Diplomatas relatam casos de assédio sexista dentro do Itamaraty

As
diplomatas denunciam que esses casos são sempre tratados como normais, e
providências não são tomadas. Os depoimentos preservaram os atores das
histórias, de ambos os lados. Foram compilados 108 casos. Um dos
depoimentos é de uma pessoa que havia sido aprovada no concorrido
concurso para entrar no Itamaraty, a jovem diplomata relata que passou a
ser perseguida por um ex-chefe no Instituto Rio Branco, que mandava
bilhetes e flores para ela. Resistindo à pressão para que cedesse ao
assédio, ela foi lotada numa divisão de pouco prestígio, algo
incompatível com as notas que ela tirou no curso.
Outra, diz que
todas as vezes que entrava na sala do chefe ele pedia aos servidores que
também despachavam ali uma salva de palmas pela beleza da diplomata.
Há
relatos de mulheres que foram obrigadas a servir cafezinho em reuniões
em que colegas com a mesma qualificação participavam do debate.
Outros,
de que não puderam levar seus maridos para eventos em que as esposas
dos diplomatas foram convidadas e ainda algumas que foram aconselhadas a
não participar de jantares ou reuniões porque só haveria diplomatas
homens e elas se sentiriam deslocadas ou constrangidas.
Duas
diplomatas afirmam que um embaixador passou a mão em suas pernas. Outra,
que o chefe a chamou à sua sala, ordenou que ela fechasse a porta e
viesse até sua cadeira, quando ela se aproximou, seu superior pegou sua
mão e a fez acariciar o seu rosto para “checar” se sua pele estava lisa
depois de fazer a barba.
Ao ingressar na carreira, uma diplomata
conta foi fazer o exame psicotécnico obrigatório para começar a atuar e
uma das perguntas que constavam da entrevista era quando ela havia
perdido a virgindade. Colegas homens não teriam sido perguntados sobre
isso.
Uma reclamação reincidente diz respeito às críticas dos
chefes pela duração da licença maternidade, há caso de mulher que levou
bronca do chefe porque saiu para buscar o filho doente na escola e tem
quem conta que que deixou de ser promovida por ser mulher.
“Por essas e outras é que não dá para trabalhar com mulher”, relata a diplomata que foi socorrer o filho.
As
mulheres compilaram os 108 casos e levaram para o Secretário Geral do
Itamaraty, Sérgio Danese, que disse que se disse sensibilizado e que
tomaria providências, como um curso obrigatório sobre assédio. Na
reunião, Danese conseguiu o compromisso das mulheres de tratar o assunto
internamente, pois não queria que o Itamaraty fosse alvo da imprensa e
do Ministério Público. Dias depois, no entanto, o Itamaraty soltou uma
nota em resposta a uma coluna que tratava de comportamento machista
entre os diplomatas dizendo que se tratava de casos isolados. As
representantes do grupo das mulheres não foram consultadas, causando
grande irritação.
— No Itamaraty a mentalidade é que roupa suja se
lava em casa; porém, quando se tenta lavar a roupa, a lavadeira fica
marcada. Por isso a mulher se cala — conta uma diplomata.
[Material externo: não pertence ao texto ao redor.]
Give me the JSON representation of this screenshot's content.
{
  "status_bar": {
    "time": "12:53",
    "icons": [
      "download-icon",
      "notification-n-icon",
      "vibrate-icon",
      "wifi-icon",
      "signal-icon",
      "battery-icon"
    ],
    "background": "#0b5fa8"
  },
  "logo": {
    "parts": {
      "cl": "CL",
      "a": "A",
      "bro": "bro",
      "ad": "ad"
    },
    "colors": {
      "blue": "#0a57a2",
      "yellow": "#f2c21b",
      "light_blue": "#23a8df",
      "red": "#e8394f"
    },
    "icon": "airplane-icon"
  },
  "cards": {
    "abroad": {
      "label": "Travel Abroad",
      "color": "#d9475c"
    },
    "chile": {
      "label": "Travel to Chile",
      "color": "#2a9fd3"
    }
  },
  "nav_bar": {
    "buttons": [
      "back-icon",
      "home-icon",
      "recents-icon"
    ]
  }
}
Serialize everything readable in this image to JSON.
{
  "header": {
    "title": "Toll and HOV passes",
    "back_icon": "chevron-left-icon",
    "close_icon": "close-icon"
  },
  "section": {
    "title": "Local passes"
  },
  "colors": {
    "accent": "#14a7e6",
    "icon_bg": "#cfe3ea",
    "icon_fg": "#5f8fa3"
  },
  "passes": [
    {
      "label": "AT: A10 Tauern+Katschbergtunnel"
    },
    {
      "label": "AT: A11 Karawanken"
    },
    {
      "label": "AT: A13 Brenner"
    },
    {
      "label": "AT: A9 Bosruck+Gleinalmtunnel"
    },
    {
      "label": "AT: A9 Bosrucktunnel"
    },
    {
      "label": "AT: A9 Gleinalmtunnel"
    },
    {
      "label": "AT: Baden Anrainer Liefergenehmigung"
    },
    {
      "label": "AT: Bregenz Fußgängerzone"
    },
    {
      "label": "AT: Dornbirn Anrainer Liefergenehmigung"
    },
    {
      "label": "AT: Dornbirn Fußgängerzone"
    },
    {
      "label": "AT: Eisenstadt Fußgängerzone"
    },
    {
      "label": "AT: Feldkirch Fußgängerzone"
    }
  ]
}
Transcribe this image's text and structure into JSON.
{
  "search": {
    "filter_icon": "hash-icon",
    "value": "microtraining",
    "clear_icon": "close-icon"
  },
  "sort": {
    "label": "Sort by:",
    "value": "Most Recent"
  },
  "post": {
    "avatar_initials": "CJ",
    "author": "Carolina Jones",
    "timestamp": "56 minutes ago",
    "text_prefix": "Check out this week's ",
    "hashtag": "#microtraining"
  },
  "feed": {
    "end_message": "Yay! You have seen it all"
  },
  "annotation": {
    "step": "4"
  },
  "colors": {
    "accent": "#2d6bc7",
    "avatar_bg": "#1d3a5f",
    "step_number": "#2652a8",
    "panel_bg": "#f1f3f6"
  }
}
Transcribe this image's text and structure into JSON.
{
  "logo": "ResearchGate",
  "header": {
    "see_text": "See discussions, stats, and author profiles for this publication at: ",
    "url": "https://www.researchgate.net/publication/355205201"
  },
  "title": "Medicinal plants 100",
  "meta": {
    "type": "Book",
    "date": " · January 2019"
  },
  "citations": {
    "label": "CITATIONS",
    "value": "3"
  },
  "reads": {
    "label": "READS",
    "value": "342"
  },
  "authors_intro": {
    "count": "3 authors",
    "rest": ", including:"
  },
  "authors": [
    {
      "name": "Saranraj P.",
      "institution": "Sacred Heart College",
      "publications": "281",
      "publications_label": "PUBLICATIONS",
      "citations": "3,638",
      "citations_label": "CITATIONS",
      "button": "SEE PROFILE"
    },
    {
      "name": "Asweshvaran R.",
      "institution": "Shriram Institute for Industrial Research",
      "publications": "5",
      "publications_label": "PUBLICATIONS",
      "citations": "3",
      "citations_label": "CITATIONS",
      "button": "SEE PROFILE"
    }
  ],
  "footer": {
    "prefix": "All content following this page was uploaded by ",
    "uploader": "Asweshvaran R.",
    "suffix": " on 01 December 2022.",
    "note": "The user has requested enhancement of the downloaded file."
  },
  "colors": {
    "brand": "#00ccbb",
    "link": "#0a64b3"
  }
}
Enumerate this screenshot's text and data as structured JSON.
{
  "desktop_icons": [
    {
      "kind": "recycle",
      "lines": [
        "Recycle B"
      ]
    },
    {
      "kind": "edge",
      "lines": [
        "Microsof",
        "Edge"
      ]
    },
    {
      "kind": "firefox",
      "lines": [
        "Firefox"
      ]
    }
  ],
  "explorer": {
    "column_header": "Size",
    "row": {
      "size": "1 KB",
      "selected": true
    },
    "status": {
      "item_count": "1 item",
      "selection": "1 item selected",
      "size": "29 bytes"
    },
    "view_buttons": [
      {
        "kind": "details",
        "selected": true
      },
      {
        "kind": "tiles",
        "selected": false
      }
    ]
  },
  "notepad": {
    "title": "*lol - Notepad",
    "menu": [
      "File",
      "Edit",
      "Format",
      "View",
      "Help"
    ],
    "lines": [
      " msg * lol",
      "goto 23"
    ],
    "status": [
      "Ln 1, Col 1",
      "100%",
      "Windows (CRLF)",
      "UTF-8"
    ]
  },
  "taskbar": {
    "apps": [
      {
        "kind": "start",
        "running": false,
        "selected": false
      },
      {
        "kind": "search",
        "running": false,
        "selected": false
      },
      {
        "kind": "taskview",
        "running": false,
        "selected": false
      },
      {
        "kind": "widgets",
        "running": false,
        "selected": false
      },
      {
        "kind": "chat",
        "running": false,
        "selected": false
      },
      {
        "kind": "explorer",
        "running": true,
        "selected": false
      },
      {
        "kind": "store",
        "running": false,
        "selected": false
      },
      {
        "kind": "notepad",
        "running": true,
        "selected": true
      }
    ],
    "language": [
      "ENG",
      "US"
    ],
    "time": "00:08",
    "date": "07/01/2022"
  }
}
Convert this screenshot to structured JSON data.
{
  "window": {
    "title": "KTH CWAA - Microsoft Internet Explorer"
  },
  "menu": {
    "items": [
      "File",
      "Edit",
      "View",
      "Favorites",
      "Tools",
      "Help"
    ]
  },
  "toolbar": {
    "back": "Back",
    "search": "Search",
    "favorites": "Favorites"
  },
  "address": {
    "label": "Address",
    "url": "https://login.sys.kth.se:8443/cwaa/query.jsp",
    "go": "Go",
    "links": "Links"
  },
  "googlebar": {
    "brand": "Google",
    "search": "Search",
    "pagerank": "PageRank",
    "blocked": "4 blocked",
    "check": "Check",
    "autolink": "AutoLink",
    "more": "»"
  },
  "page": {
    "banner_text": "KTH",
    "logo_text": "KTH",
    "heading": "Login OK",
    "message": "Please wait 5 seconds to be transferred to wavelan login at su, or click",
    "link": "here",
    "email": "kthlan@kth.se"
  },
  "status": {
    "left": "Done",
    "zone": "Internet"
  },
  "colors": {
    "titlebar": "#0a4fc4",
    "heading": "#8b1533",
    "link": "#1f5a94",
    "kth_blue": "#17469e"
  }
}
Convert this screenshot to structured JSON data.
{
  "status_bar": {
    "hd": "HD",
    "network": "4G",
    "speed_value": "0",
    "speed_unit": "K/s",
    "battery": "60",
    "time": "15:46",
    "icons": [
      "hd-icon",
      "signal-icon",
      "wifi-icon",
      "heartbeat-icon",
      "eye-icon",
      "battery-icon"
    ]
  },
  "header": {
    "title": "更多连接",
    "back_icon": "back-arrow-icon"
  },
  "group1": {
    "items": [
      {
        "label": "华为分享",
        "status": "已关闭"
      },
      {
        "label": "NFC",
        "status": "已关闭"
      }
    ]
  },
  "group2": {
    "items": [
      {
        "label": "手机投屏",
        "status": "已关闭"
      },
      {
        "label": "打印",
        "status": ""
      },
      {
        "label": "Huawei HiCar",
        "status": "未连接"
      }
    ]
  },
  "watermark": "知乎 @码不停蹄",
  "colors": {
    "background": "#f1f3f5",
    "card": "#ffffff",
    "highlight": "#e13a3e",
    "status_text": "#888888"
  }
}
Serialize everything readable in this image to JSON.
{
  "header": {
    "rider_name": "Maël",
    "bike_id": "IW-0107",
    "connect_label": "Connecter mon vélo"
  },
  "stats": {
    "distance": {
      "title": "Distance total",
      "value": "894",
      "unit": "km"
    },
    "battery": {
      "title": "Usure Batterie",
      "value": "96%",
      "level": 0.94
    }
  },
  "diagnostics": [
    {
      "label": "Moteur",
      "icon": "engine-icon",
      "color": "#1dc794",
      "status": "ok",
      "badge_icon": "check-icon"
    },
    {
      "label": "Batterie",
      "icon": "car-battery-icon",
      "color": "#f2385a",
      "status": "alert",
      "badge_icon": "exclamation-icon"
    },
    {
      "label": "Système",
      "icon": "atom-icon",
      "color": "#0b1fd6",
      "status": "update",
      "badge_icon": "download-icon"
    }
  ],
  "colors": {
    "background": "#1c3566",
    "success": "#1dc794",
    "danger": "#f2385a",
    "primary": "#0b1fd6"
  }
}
ITAMARATY: ESTUDO DE OUVIDORIA
Procurado,
o Itamaraty nega que o machismo seja um comportamento
institucionalizado dentro do órgão. Um diplomata que ocupa posto de
chefia diz que o Itamaraty está preocupado com os relatos, mas que a
instituição não tolera condutas inadequadas. Após tomarem conhecimento
das denúncias, a fonte afirmou que o Itamaraty estuda criar uma
ouvidoria exclusiva para tratar desses casos, dentro do Comitê de Gênero
e Raça do órgão. O Ministério das Relações Exteriores já conta com uma
ouvidoria e uma corregedoria, que atualmente investiga um caso de
assédio.
— Nossa orientação é para que todos os casos sejam
levados adiante para que sejam tomadas providências. Não há indiferença
da instituição quanto a isso. Entendemos que não é algo sistemático
dentro do Itamaraty, contudo nós não toleramos isso — diz a alta fonte
diplomática, que preferiu tratar do assunto reservadamente.
Representantes
do grupo das mulheres do Itamaraty ouvidas pelo GLOBO afirmam que o
comportamento machista dentro da instituição tem piorado nos últimos
anos e que 95% das denúncias foram feitas por diplomatas que ocupam
posto de secretária na carreira e que passaram no concurso do Rio Branco
nos últimos 12 anos. Na última promoção do Itamaraty, em junho, nenhuma
mulher foi promovida a uma das cinco vagas para a função de embaixador.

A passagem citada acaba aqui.